AcelRx Pharmaceuticals has announced an investigator-initiated study with Cleveland Clinic. The study will assess the effects of DSUVIA on post-operative recovery from orthopedic surgery.

"A recently published study and preliminary data from other open-label studies using Dsuvia in the perioperative environment suggest a substantial decline in the amount of opioids used in the PACU, and a dramatic decrease in time to discharge from the PACU with DSUVIA-treated patients compared to historical controls," said Dr. Pamela Palmer, Co-Founder and Chief Medical Officer at AcelRx. "By supporting investigator-initiated, double-blind studies conducted at highly respected institutions, we look to further demonstrate the benefits of DSUVIA in the intra- and post-operative environment. We also look forward to additional studies of the effectiveness, efficiency and safety of DSUVIA in settings outside the post-surgical arena. We strongly believe the findings from all of these trials will further support Dsuvia becoming a key analgesic medication for the management of acute pain in medically supervised settings.”

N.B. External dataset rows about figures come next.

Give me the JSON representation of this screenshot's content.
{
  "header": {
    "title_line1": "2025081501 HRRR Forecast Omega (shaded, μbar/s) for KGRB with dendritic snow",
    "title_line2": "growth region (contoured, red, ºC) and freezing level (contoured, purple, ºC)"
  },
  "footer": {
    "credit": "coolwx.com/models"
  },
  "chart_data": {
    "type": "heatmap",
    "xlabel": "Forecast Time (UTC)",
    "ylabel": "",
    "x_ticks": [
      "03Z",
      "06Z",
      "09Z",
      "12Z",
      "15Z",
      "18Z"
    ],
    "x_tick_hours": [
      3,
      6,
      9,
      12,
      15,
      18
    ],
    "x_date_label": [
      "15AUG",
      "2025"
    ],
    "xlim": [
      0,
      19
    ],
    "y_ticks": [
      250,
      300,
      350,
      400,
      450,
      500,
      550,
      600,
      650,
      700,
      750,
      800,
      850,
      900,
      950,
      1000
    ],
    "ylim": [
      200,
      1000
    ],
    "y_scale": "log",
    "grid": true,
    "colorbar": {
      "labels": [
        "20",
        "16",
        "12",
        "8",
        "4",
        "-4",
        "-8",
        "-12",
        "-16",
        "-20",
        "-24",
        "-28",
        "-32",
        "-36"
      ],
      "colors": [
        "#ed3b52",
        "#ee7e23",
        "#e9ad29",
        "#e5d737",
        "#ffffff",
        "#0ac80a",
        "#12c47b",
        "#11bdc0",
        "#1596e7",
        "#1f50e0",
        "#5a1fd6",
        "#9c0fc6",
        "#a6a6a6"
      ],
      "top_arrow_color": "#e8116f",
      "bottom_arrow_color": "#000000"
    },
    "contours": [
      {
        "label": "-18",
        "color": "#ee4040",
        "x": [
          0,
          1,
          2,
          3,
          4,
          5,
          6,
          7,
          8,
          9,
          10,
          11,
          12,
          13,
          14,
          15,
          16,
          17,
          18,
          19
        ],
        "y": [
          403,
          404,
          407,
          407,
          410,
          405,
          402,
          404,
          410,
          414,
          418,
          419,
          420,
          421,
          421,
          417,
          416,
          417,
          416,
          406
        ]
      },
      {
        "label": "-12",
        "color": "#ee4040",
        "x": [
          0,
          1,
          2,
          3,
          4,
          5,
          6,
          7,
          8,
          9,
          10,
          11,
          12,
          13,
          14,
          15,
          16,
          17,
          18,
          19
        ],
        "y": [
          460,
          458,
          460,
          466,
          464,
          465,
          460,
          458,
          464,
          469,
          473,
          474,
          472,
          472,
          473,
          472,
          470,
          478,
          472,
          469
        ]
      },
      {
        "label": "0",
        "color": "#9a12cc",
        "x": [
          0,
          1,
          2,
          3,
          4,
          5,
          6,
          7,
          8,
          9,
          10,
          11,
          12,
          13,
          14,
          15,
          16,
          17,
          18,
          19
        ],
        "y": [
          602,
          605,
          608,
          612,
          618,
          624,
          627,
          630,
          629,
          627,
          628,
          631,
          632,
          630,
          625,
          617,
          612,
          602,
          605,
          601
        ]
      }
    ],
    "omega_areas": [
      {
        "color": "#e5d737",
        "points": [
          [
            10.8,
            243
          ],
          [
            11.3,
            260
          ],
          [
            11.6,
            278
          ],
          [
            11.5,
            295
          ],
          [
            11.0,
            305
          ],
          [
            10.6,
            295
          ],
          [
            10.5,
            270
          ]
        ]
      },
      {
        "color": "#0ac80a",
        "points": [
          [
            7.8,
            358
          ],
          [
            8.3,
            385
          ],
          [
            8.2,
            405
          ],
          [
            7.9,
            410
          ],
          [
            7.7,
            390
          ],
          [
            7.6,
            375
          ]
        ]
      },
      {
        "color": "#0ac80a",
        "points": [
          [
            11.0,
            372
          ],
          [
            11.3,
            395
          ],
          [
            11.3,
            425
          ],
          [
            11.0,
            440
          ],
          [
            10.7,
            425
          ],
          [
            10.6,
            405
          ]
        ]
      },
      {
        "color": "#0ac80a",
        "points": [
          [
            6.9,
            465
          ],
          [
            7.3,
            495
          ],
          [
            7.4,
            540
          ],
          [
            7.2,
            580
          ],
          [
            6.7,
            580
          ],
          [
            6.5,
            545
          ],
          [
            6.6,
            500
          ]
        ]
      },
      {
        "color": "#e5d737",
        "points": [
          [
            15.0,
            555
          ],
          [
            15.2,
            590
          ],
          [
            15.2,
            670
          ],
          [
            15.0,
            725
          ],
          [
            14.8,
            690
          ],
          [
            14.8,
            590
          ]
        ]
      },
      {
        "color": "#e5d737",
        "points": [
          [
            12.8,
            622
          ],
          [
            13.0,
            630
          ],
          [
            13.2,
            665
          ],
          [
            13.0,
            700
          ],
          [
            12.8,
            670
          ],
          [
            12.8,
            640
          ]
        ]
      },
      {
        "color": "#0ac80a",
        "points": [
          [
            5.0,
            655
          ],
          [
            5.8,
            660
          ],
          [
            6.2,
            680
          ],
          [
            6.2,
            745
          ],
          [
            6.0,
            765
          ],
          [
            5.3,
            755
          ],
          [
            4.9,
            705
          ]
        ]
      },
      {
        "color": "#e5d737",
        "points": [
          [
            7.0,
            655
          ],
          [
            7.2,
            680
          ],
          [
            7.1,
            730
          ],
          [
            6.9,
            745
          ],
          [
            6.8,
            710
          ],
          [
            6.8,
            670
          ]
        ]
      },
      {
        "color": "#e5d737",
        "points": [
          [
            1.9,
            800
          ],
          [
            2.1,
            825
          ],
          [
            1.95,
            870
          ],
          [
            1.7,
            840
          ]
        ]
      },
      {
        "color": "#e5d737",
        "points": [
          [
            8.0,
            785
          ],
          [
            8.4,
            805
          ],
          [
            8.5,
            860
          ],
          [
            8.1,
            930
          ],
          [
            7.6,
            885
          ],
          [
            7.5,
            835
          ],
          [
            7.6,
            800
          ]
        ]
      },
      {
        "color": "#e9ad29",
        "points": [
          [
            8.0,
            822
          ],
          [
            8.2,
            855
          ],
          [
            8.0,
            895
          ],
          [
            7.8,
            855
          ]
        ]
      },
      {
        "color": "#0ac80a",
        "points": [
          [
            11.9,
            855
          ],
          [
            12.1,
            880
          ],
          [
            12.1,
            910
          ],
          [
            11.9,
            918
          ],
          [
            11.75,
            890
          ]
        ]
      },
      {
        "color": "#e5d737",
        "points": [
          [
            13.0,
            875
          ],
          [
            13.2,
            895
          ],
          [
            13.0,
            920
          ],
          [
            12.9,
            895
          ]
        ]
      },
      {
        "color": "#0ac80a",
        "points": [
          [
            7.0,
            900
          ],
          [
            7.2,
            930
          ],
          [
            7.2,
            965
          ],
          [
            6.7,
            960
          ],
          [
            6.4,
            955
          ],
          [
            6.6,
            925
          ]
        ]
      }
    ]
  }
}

Dsuvia®, known as Dzuveo® in Europe, approved by the FDA in November 2018, is indicated for use in adults in certified medically supervised healthcare settings, such as hospitals, surgical centers, and emergency departments, for the management of acute pain severe enough to require an opioid analgesic, and for which alternative treatments are inadequate. Dsuvia was designed to provide rapid analgesia via a non-invasive route and to eliminate dosing errors associated with intravenous (IV) administration. Dsuvia is a single-strength solid dosage form administered sublingually via a single-dose applicator (SDA) by healthcare professionals. Sufentanil is an opioid analgesic previously only marketed for IV and epidural anesthesia and analgesia. The sufentanil pharmacokinetic profile when delivered sublingually avoids the high peak plasma levels and short duration of action observed with IV administration. The European Commission approved DZUVEO for marketing in Europe in June 2018 and the Company is currently in discussions with potential European marketing partners.